Menú Portada
Otras opiniones

¿Qué será lo que tiene la belleza que la hace tan deseable?

Octubre 23, 2014

Paulatinamente se solidarizaron todos en la causa común de contemplarla. Ellos y ellas. Un colectivo deleitándose ante la rareza. Cuando se levantó para marchar se hizo silencio.


TEMOR

Y volvieron a juntarse. Repetían el mismo bar y los mismos postres. La música sonaba parecida y por un instante sintió que era todo igual. Pero entonces la sombra de la duda se instaló de nuevo. Ya no volvería a confiar en ella. Le venía la imagen de su mujer con aquel otro hombre y se le removían las tripas. Entonces intentó alejar estos pensamientos de su mente y mirarla fijamente a los ojos. Pero cuando creía estar en el buen camino, la negrura de su iris se convirtió en pantalla donde filmaban la imagen del adulterio. Sintió que sus sentimientos se hacían añicos. Se levantó y dijo: “Este pastel me está sentando mal”. Y se fue, zigzagueando al salir.

Ella le observó marchar y se preguntó cuánto tardaría en perdonarla. 

 
EQUIPO

Era un instante delicado. Había realizado un largo viaje para estar a punto de perderlo todo. A veces, una simple respuesta desafortunada actúa como pivote. La palabra no hace sino expresar lo que llevas dentro. Es la parte visible del hielo flotando en agua. Requirió una buena dosis de autocontrol para no ser pasto de sus emociones.  

       Quiero hacerlo -, tragó saliva, – pero necesitaré ayuda -.

Su interior gritaba aterrado, le indicaba que no sería capaz de lograrlo. Pero una creciente confianza en sí mismo le reconoció el derecho a dudar. Y cómo cualquier ser humano, la honestidad consigo mismo hizo el milagro. Tenía miedo, claro está. Pero no iba a sucumbir ante ello.

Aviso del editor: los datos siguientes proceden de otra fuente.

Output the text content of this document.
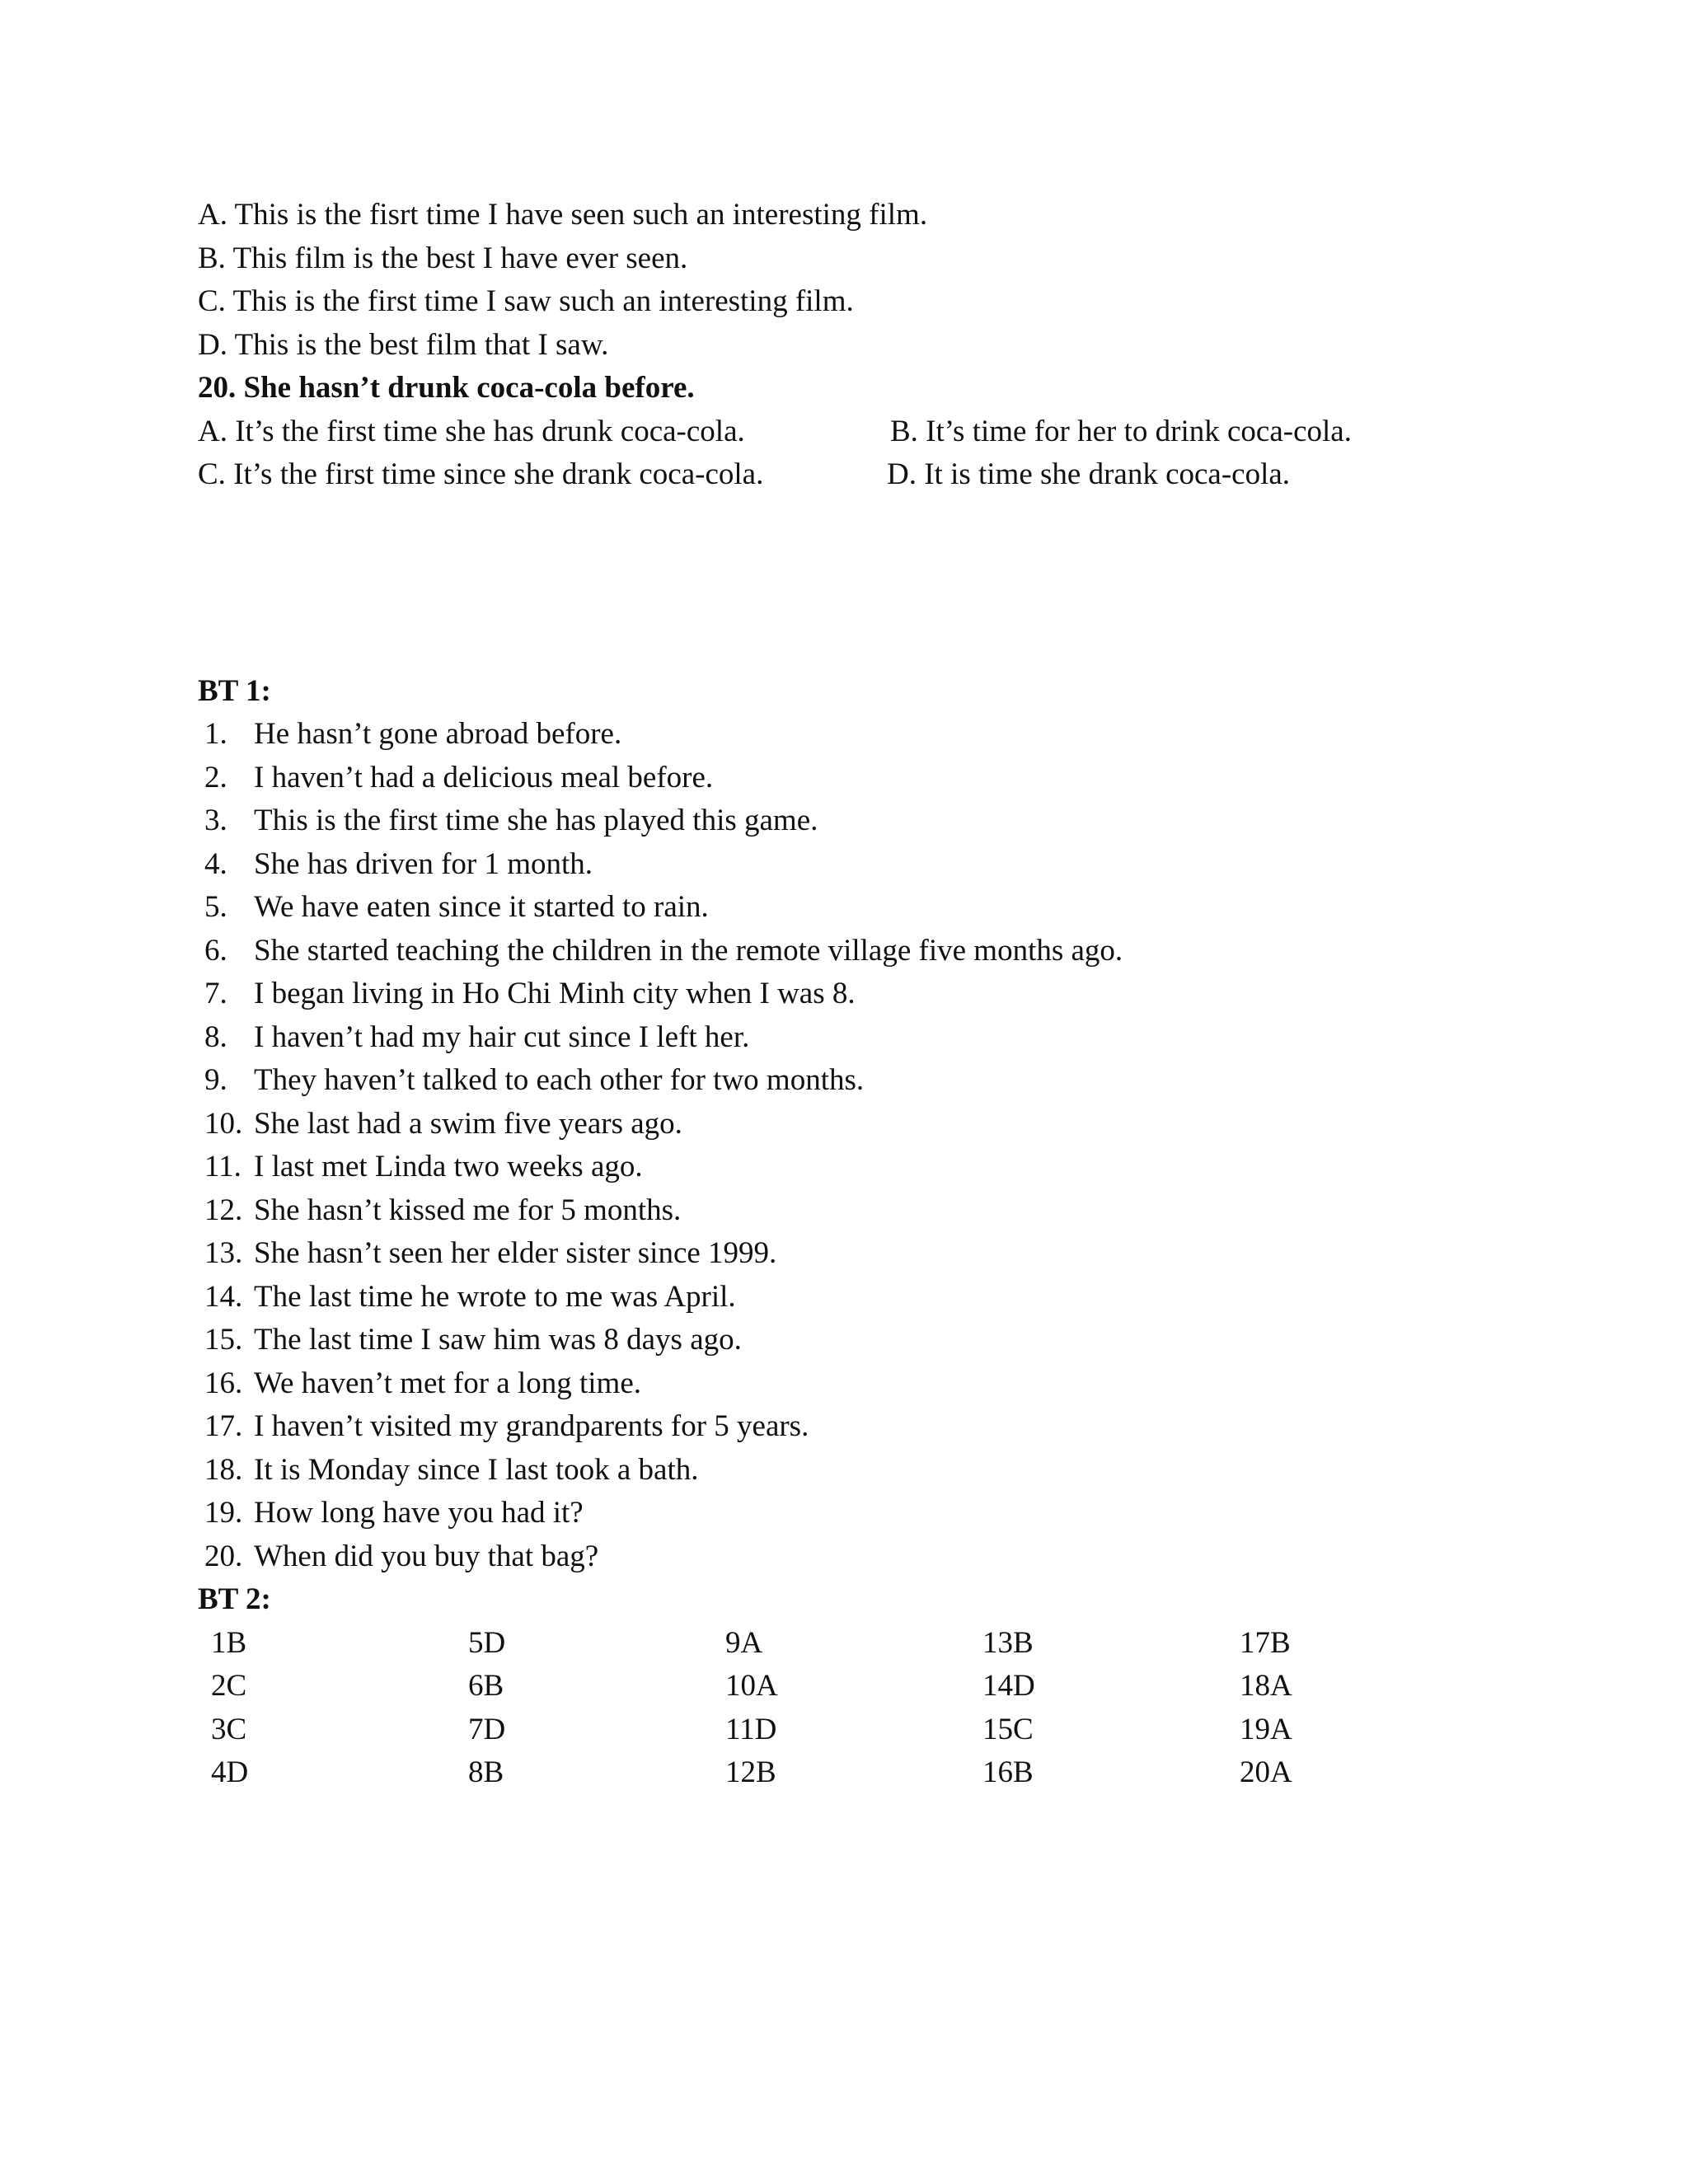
A. This is the fisrt time I have seen such an interesting film.
B. This film is the best I have ever seen.
C. This is the first time I saw such an interesting film.
D. This is the best film that I saw.
20. She hasn’t drunk coca-cola before.
A. It’s the first time she has drunk coca-cola.	B. It’s time for her to drink coca-cola.
C. It’s the first time since she drank coca-cola.	D. It is time she drank coca-cola.
BT 1:
1. He hasn’t gone abroad before.
2. I haven’t had a delicious meal before.
3. This is the first time she has played this game.
4. She has driven for 1 month.
5. We have eaten since it started to rain.
6. She started teaching the children in the remote village five months ago.
7. I began living in Ho Chi Minh city when I was 8.
8. I haven’t had my hair cut since I left her.
9. They haven’t talked to each other for two months.
10. She last had a swim five years ago.
11. I last met Linda two weeks ago.
12. She hasn’t kissed me for 5 months.
13. She hasn’t seen her elder sister since 1999.
14. The last time he wrote to me was April.
15. The last time I saw him was 8 days ago.
16. We haven’t met for a long time.
17. I haven’t visited my grandparents for 5 years.
18. It is Monday since I last took a bath.
19. How long have you had it?
20. When did you buy that bag?
BT 2:
1B	5D	9A	13B	17B
2C	6B	10A	14D	18A
3C	7D	11D	15C	19A
4D	8B	12B	16B	20A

       ¿Qué necesitas? – le preguntó.

El círculo se cerraba. Su interlocutor le brindaba lo que estaba necesitando. Colaboración.

 
SOCIEDAD

La luz sobre la pared hacía tres formas ovoides. La superficie gris aterciopelada se veía magnífica. A ratos un collage, a otros un estuco. Bajo ella un banco corrido con mesitas redondas. Bien juntitos se encontraban dos enamorados. Era fácil adivinarlo por el poco espacio que ocupaban. En el otro extremo, absorto, bajo un mural al oleo, un joven en camisa escribía en su portátil. En la puerta esperaba alguien mientras llegaba su acompañante. Varias parejas conversaban en mesas altas. Todos juntos en un ecosistema armonioso creando belleza. Una persona entró con la voz alzada a su móvil. Cada cual siguió con lo suyo.

Como en la música, la armonía acepta algún sólo de violín en su seno.

 
IMPORTANCIA

       ¿Qué voy a obtener yo de esto? -.

La pregunta era legítima, si bien su actitud no. De repente, se había tensado como una cuerda de guitarra. Algún pensamiento había corrido por sus neuronas. Su interlocutor vio peligrar la operación. Intereses personales eran malos de conjugar. Especialmente cuando repuntaban como astillas.

       Lo que tú quieras -, a lo que añadió: – ¿qué es lo que quieres? -.

El primero se relajó inmediatamente. La sombra del cóndor había pasado. Se sintió más un buen diplomático que un comerciante. La conversación continuó amigablemente. Y finalmente no pidió nada adicional. Cerraron según los términos iniciales.

Al parecer, sólo quería saberse tenido en cuenta.

 
FARO

La calle se hallaba sesgada por una lluvia torrencial. En el interior del recinto, una hermosa mujer con el pelo largo se estiraba esculturalmente para admiración de los que la veían. Su afortunado acompañante no daba signos de percatarse de este hecho. Ella bebió un sorbo y algunos sintieron sus labios contra la taza. ¿Qué será lo que tiene la belleza que la hace tan deseable? Paulatinamente se solidarizaron todos en la causa común de contemplarla. Ellos y ellas. Un colectivo deleitándose ante la rareza. Cuando se levantó para marchar se hizo silencio. Su pareja le tendió el abrigo por la espalda y empuñó un paraguas. Los vieron adentrarse en el mar de lluvia como un barco zarpa en medio de la tormenta. En algunos corazones quedaba el romanticismo de soñarla suya.